I would like to add that the fact this amendment has been proposed is very worrying. The amendment suggests that workplace fights are not uncommon occurrences today. Is workplace safety and security no longer a given in Singapore? Are our workers now more vulnerable to work-related fights? We hope that the MOM intends to address this problem beyond capping employer liabilities. I notice that the banners of the WSH Nation campaign are lining our streets. And I observe that thousands of our workers have gone online to create their 3D WSH Citizen (I am citizen No. 3005). Each citizen has an audio that says quote, “I pledge to end all risks at work”, unquote. The risks should also include work-related fights. Excluding compensation for injuries due to fights will only make workers more anxious of this particular risk. It is not an effective deterrent if it is meant to be one. I ask that the MOM take a more positive approach to tackling this problem.

Moving on to the next change, I support the expansion in coverage for occupational diseases that the amendment of Section 4 brings.However, the limitation period for exposure to chemical and biological agents needs to be made equivalent to other occupational diseases. The start of the limitation period should be, quote, “no longer employed in the occupation”, unquote, rather than, quote, “ceases to be exposed”, unquote. The limitation period for exposure to chemical and biological agents should be 3 years, given that some Second Schedule diseases have 3 years limitation periods.

Separately, the MOM is conducting a review on the limitation periods of occupational diseases to better align them with the actual disease development timeframe. What is the progress of the review? This should be a matter of urgency since more workers will be compromised by the current common standard of 1-year limitation period with the delay of the review.

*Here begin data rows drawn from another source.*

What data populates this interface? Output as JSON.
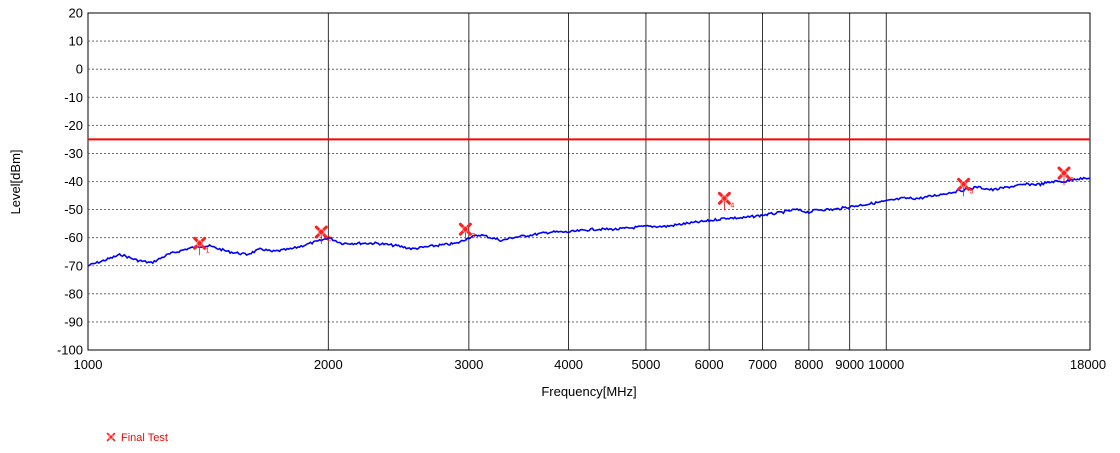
{
  "chart_data": {
    "type": "line",
    "title": "",
    "xlabel": "Frequency[MHz]",
    "ylabel": "Level[dBm]",
    "x_scale": "log",
    "xlim": [
      1000,
      18000
    ],
    "ylim": [
      -100,
      20
    ],
    "grid": true,
    "x_tick_labels": [
      "1000",
      "2000",
      "3000",
      "4000",
      "5000",
      "6000",
      "7000",
      "8000",
      "9000",
      "10000",
      "18000"
    ],
    "x_tick_values": [
      1000,
      2000,
      3000,
      4000,
      5000,
      6000,
      7000,
      8000,
      9000,
      10000,
      18000
    ],
    "y_tick_labels": [
      "20",
      "10",
      "0",
      "-10",
      "-20",
      "-30",
      "-40",
      "-50",
      "-60",
      "-70",
      "-80",
      "-90",
      "-100"
    ],
    "y_tick_values": [
      20,
      10,
      0,
      -10,
      -20,
      -30,
      -40,
      -50,
      -60,
      -70,
      -80,
      -90,
      -100
    ],
    "limit_line": {
      "y": -25,
      "color": "#ff0000"
    },
    "series": [
      {
        "color": "#0000ff",
        "x": [
          1000,
          1050,
          1100,
          1150,
          1200,
          1260,
          1330,
          1380,
          1420,
          1500,
          1580,
          1650,
          1700,
          1800,
          1900,
          1960,
          2000,
          2080,
          2150,
          2300,
          2450,
          2550,
          2700,
          2900,
          3000,
          3100,
          3200,
          3300,
          3400,
          3600,
          3800,
          4000,
          4300,
          4600,
          5000,
          5300,
          5600,
          6000,
          6300,
          6600,
          7000,
          7400,
          7700,
          8000,
          8200,
          8600,
          9000,
          9500,
          10000,
          10500,
          11000,
          11500,
          12000,
          12500,
          13000,
          13600,
          14200,
          15000,
          15600,
          16200,
          16800,
          17200,
          17600,
          18000
        ],
        "y": [
          -70,
          -68,
          -66,
          -68,
          -69,
          -66,
          -64,
          -63,
          -63,
          -65,
          -66,
          -64,
          -65,
          -64,
          -62,
          -61,
          -60,
          -62,
          -62,
          -62,
          -63,
          -64,
          -63,
          -62,
          -60,
          -59,
          -60,
          -61,
          -60,
          -59,
          -58,
          -58,
          -57,
          -57,
          -56,
          -56,
          -55,
          -54,
          -53,
          -53,
          -52,
          -51,
          -50,
          -51,
          -50,
          -50,
          -49,
          -48,
          -47,
          -46,
          -46,
          -45,
          -44,
          -43,
          -42,
          -43,
          -42,
          -41,
          -41,
          -40,
          -40,
          -39,
          -39,
          -39
        ]
      }
    ],
    "legend": {
      "entries": [
        "Final Test"
      ],
      "placement": "bottom-left"
    },
    "markers": [
      {
        "x": 1380,
        "y": -62,
        "label": "1"
      },
      {
        "x": 1960,
        "y": -58,
        "label": "2"
      },
      {
        "x": 2970,
        "y": -57,
        "label": "3"
      },
      {
        "x": 6270,
        "y": -46,
        "label": "4"
      },
      {
        "x": 12500,
        "y": -41,
        "label": "5"
      },
      {
        "x": 16700,
        "y": -37,
        "label": "6"
      }
    ]
  }
}
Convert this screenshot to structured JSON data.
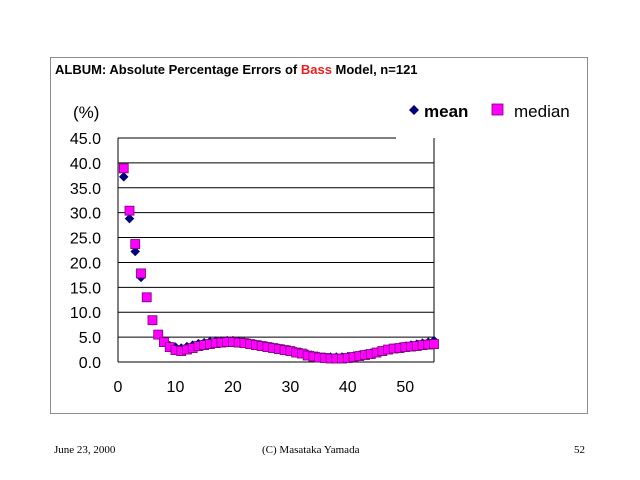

My final point is on the Increase of WICA compensation limit in the Third Schedule. The MOM had agreed to this in the consultation paper. Could the Minister indicate when the new limits will be gazetted and when will they take effect?

In addition, in 2008, the Ministry Of Health has further increased the burden on injured workers when they removed hospital subsidies for industrial accidents. The removal is supposedly in line with the principle that it is the employer’s responsibility to ensure the safety and health of their employees at the work place, yet any WICA compensation limit puts a price cap on this principle and transfers the employer’s responsibility to the workers’ burden instead.

For foreigners on S-Pass and Work Permit, the employer is fully liable for all medical treatment costs, even above the WICA limit. This is not so for injured Singaporean workers. After claiming from WICA, they are still liable for their own medical expenses above the WICA limit. Injured Singaporean workers with medical expenses above the limit have two choices. One, give up the WICA claim and take the risk of suing the employer under common law. Or two, apply through the hospital’s medical social workers for further assistance on a case-by-case basis. Why make this policy that results in Singaporean workers being worse off than foreign workers? With the interests of Singaporeans in mind, I propose the removal of the medical claims cap in Section 5 of the Third Schedule.

Mr Speaker, to re-iterate, I would like to say that the bill adds much needed protection for workers who’ve been exposed to chemical and biological agents. However, it still requires tweaks to further the interests of workers. Thank you.